House View Positioning Update
Global Economic Outlook
In January the IMF upgraded its global growth forecast for 2025 to 3.3%. This however was before the recent announcement of the worse-than-expected tariffs the US plans to impose on its trading partners. The tariffs, if kept in place, will have significant consequences for global trade, economic growth and inflation. We expect growth forecasts to be trimmed this year, and for some countries to experience a recession as a result. Although Trump touts the tariffs as being good for the US economy, the probability of a US recession has risen significantly, with higher prices on imported goods and widespread policy uncertainty denting demand. Countries where exports to the US make up a significant portion of their GDP will also potentially experience a significant hit to growth. Central banks will find monetary policy setting in the environment of slowing growth and rising inflation difficult. This will limit the US Fed’s ability to cut rates to support the economy, at the risk of further stoking inflation.
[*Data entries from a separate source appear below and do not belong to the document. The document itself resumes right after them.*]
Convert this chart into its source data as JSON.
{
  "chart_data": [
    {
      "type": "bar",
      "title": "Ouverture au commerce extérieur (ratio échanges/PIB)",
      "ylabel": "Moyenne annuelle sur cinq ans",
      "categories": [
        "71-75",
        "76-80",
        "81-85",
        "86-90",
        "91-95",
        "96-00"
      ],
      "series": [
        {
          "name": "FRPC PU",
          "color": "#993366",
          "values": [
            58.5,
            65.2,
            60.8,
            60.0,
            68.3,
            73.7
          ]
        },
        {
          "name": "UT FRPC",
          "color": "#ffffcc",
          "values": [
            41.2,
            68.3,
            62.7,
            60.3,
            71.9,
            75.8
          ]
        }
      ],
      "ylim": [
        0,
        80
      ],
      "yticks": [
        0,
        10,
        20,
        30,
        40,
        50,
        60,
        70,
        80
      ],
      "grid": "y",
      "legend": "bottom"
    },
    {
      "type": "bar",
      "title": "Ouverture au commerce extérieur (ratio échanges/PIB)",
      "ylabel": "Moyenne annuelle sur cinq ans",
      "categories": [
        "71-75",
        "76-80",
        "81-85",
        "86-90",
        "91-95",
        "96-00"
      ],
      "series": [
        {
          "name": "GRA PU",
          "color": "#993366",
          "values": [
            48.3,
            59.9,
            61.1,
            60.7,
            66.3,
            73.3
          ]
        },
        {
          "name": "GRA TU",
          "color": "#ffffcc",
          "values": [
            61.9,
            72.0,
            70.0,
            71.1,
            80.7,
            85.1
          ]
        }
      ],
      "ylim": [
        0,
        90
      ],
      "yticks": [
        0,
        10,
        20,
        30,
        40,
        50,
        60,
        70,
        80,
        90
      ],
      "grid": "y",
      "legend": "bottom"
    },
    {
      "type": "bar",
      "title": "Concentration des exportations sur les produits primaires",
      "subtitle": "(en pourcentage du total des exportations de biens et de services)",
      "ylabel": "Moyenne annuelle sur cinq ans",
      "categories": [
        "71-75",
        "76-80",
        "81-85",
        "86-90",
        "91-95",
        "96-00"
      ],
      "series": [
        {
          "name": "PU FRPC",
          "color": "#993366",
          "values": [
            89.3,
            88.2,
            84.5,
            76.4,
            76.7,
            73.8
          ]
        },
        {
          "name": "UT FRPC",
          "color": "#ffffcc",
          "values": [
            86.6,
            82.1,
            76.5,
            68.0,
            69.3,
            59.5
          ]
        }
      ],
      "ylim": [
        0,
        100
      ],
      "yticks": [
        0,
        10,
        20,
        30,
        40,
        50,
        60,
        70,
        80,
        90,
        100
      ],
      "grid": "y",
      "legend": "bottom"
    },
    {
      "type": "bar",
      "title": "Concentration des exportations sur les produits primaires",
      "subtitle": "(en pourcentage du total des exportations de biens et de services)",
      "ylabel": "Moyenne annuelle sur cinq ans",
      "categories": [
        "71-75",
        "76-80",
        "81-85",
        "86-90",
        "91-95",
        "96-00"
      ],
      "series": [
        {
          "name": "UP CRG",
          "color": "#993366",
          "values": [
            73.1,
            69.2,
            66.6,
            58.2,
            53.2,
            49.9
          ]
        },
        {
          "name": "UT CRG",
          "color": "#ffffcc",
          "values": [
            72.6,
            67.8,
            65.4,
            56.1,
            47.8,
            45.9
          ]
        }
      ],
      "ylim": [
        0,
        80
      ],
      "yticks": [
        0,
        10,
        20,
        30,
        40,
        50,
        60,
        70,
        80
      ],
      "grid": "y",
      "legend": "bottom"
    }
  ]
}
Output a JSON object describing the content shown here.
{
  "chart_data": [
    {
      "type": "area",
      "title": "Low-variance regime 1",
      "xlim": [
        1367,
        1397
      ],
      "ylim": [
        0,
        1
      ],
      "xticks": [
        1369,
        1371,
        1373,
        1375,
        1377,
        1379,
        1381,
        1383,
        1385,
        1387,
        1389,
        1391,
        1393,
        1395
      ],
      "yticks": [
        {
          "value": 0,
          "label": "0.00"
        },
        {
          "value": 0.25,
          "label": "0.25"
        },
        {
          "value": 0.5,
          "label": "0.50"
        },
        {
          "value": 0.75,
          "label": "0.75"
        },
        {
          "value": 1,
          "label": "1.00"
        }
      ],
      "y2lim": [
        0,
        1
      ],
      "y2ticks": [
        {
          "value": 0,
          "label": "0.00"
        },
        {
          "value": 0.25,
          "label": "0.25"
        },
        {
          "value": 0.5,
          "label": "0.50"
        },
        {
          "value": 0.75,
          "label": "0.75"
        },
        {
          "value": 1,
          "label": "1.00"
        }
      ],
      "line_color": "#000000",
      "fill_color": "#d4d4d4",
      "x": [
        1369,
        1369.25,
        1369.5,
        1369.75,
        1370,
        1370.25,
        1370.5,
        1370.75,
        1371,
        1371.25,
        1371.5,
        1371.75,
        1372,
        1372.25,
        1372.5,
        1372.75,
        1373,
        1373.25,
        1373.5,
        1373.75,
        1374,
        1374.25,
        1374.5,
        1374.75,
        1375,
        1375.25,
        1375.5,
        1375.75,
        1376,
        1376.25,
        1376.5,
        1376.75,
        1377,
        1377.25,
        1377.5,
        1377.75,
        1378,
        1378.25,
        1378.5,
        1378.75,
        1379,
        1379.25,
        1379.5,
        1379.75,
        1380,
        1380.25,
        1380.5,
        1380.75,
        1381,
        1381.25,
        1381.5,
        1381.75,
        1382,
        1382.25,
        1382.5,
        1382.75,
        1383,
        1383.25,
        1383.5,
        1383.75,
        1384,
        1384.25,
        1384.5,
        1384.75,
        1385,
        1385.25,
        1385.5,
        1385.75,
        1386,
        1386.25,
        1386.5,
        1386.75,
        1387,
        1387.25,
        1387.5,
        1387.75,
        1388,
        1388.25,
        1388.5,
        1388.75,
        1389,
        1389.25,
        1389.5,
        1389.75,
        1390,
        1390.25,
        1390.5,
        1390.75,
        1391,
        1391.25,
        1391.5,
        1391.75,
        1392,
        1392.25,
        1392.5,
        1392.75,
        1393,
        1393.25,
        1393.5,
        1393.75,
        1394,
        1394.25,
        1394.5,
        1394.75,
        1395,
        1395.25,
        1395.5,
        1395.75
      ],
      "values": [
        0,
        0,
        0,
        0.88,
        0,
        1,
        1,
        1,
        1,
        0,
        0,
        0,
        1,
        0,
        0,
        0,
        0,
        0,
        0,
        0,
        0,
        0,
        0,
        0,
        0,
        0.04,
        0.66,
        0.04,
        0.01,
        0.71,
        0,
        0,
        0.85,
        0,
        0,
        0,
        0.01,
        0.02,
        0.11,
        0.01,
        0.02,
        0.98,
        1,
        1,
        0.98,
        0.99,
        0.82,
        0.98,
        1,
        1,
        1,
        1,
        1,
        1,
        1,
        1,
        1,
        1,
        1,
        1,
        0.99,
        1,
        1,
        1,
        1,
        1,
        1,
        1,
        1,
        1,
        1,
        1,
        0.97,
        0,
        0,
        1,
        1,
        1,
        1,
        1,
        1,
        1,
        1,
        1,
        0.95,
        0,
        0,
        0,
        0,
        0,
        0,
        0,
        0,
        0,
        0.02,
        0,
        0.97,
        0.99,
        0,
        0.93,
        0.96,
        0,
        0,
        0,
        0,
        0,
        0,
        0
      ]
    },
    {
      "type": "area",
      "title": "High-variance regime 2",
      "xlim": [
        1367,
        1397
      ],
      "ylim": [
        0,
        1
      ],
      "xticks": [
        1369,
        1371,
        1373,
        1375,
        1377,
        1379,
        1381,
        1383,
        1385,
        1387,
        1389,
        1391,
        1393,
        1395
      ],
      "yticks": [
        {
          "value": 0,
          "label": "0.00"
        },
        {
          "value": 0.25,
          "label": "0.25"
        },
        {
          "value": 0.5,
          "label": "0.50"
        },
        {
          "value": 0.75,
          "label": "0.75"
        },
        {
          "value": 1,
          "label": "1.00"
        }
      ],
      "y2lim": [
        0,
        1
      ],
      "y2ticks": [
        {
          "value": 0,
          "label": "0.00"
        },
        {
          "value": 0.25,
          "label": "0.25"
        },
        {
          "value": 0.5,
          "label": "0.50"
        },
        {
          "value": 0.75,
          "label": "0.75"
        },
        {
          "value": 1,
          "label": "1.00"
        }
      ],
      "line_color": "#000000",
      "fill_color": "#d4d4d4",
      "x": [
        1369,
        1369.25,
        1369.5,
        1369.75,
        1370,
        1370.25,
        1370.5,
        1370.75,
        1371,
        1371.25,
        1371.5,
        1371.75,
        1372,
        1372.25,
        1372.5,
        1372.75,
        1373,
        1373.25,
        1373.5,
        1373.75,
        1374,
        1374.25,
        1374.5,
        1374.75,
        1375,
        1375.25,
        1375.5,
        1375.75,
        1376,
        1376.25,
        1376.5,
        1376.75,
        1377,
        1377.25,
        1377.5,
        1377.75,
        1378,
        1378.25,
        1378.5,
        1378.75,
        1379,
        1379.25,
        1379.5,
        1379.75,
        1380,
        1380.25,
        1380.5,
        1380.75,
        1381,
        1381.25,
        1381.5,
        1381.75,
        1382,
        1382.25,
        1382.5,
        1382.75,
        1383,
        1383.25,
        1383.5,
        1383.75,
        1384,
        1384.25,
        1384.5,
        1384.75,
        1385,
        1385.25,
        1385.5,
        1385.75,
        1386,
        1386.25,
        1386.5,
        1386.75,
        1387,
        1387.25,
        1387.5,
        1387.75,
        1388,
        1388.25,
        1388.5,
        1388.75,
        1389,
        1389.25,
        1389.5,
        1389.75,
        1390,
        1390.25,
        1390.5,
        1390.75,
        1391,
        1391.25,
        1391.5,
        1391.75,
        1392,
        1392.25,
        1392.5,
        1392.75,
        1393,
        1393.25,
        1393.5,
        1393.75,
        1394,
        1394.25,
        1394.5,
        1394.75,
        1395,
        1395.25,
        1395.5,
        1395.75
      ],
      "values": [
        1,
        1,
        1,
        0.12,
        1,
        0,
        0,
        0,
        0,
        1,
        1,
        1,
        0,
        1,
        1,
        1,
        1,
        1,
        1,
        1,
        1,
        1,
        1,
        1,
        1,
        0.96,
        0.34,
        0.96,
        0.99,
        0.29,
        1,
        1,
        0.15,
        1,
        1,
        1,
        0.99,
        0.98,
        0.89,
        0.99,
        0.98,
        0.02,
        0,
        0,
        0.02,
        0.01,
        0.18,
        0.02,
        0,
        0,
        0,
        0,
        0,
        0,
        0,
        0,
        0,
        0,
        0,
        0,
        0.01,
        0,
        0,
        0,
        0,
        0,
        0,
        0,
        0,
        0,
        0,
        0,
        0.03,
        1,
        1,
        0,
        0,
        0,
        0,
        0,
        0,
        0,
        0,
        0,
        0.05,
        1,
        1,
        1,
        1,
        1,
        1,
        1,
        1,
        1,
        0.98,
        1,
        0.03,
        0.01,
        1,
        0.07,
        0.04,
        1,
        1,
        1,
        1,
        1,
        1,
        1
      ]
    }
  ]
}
Overall, we are less constructive on the global economic outlook than a few months ago, with the path ahead is both unclear and fluid.
Global Markets
Global equities have struggled this year amid a large-cap tech selloff in the US. Prior to this month, Europe had been resilient compared to the US, with greater unity among European countries and fiscal stimulus plans improving sentiment. The tariff news has however caused a broad global equity market sell-off and has caused investors to shy away from the dollar and dollar assets. The exception has been US treasuries, which have been rallying as investors have sought safety. We have been overweight global bonds in our house view in response to rising global risks and the threat of economic growth disappointing. US Treasury yields had risen to the highest in decades, making the asset viable once again, while any further interest rate cuts would bring about some capital appreciation. In contrast we remain neutral global equities, balancing the expensiveness of US large cap tech against reasonable value elsewhere. For now, we are holding our current positioning because although news flow is largely negative, the situation remains fluid and open to change. We expect to remain flexible in response to any material new information that arises.
Local Economic Outlook
Economic growth in SA has been disappointing but is expected to pick up modestly this year compared to prior years. There is also a chance the SARB might deliver at least one more rate cut in 2025, with domestic inflation under control. The threat of a global tariff war is a risk to the SA outlook which needs to be monitored. The direct impact on SA should be contained given exports to the US make up less than 10% of GDP, but the indirect impact is difficult to know at this stage. A further risk which has emerged on the domestic front relates to the future of the GNU, post the disagreement over the controversial National Budget which has recently been passed by the National Assembly despite the DA not voting in favour. There are now fears of the GNU unravelling, which could be negative for the SA political outlook, however these fears could be premature for now, given discussions remain ongoing.
Local Markets
The SA equity market had a good start to the year but in recent days the JSE has fallen sharply in tandem with global equities on Trump’s tariff announcement. SA nominal bonds have also struggled more recently, partly on global concerns and partly due to domestic political worries, which have caused bonds and the rand to weaken. Earlier this year we trimmed our domestic equity overweight as global macro risks began to rise, and this has proven helpful given the sharp sell-off recently. We are likely to upweight SA equities in the event of further material weakness, given the constructive valuation backdrop, which suggests reasonable medium term returns once the volatility subsides. We remain underweight SA bonds in our house view, which has proven helpful given the deterioration in local political dynamics as well as the spike in global risk aversion.